Dans ce contexte trouble, l’Alliance Fleuve Congo (AFC/M23) a publié un communiqué appelant « toutes les forces vives de la Nation » à rejoindre ce qu’elle qualifie de « lutte révolutionnaire » contre le « gangstérisme et le terrorisme d’État ». Le mouvement rebelle justifie son action en dénonçant « la mauvaise gouvernance, l’autoritarisme, la corruption » et « l’accaparement des ressources nationales ».

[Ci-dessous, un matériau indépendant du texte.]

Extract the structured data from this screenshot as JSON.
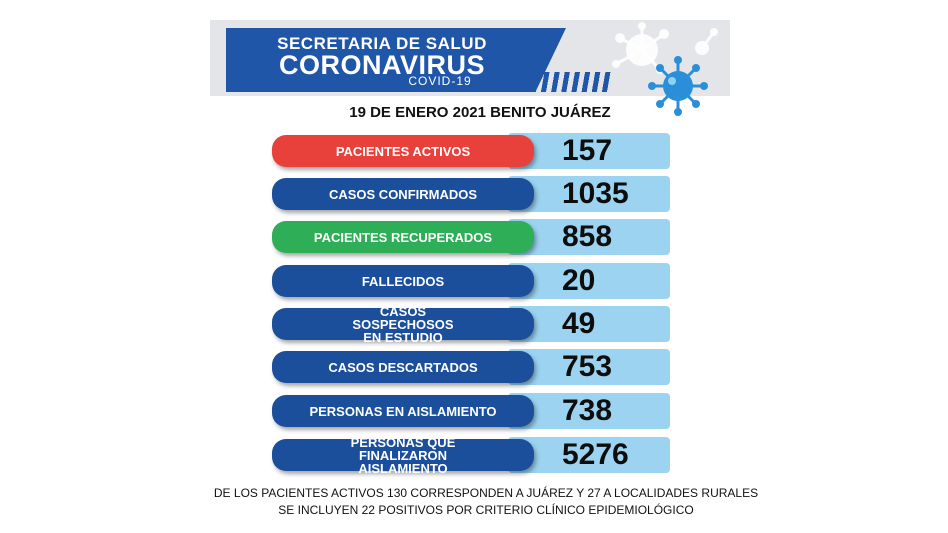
{
  "header": {
    "line1": "SECRETARIA DE SALUD",
    "line2": "CORONAVIRUS",
    "line3": "COVID-19"
  },
  "date_line": "19 DE ENERO 2021 BENITO JUÁREZ",
  "stats": [
    {
      "label": "PACIENTES ACTIVOS",
      "value": "157",
      "color": "#e8403b"
    },
    {
      "label": "CASOS CONFIRMADOS",
      "value": "1035",
      "color": "#1b4f9c"
    },
    {
      "label": "PACIENTES RECUPERADOS",
      "value": "858",
      "color": "#2eae57"
    },
    {
      "label": "FALLECIDOS",
      "value": "20",
      "color": "#1b4f9c"
    },
    {
      "label": "CASOS SOSPECHOSOS EN ESTUDIO",
      "value": "49",
      "color": "#1b4f9c"
    },
    {
      "label": "CASOS DESCARTADOS",
      "value": "753",
      "color": "#1b4f9c"
    },
    {
      "label": "PERSONAS EN AISLAMIENTO",
      "value": "738",
      "color": "#1b4f9c"
    },
    {
      "label": "PERSONAS QUE FINALIZARON AISLAMIENTO",
      "value": "5276",
      "color": "#1b4f9c"
    }
  ],
  "footnotes": [
    "DE LOS PACIENTES ACTIVOS 130 CORRESPONDEN A JUÁREZ Y 27 A LOCALIDADES RURALES",
    "SE INCLUYEN 22 POSITIVOS  POR  CRITERIO CLÍNICO EPIDEMIOLÓGICO"
  ],
  "colors": {
    "brand_blue": "#1f56a8",
    "value_bg": "#9bd3f0",
    "active_red": "#e8403b",
    "recovered_green": "#2eae57"
  }
}
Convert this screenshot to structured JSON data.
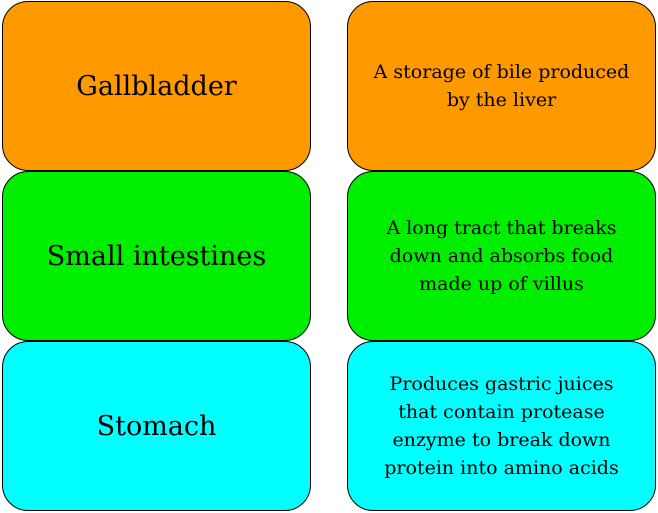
{
  "cards": [
    {
      "term": "Gallbladder",
      "definition": "A storage of bile produced by the liver",
      "color": "#ff9900"
    },
    {
      "term": "Small intestines",
      "definition": "A long tract that breaks down and absorbs food made up of villus",
      "color": "#00ef00"
    },
    {
      "term": "Stomach",
      "definition": "Produces gastric juices that contain protease enzyme to break down protein into amino acids",
      "color": "#00ffff"
    }
  ]
}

Kigali, accusé par Kinshasa et Bruxelles de soutenir la rébellion, rejette ces allégations. Le Rwanda maintient que sa priorité reste « d’assurer une frontière sécurisée » et de mettre fin « aux politiques d’extrémisme ethnique » dans la région. Dans son communiqué, le gouvernement rwandais souligne que « les partenariats de développement doivent être fondés sur le respect mutuel » et appelle à soutenir pleinement la médiation de l’UA/EAC/SADC « en ces moments difficiles pour notre région ».
Pendant ce temps, les radios locales de Bukavu, privées de leurs programmes habituels depuis le départ des autorités, diffusent de la musique en continu, tandis que les habitants observent, impuissants, les traces des pillages survenus lors de la prise de la ville.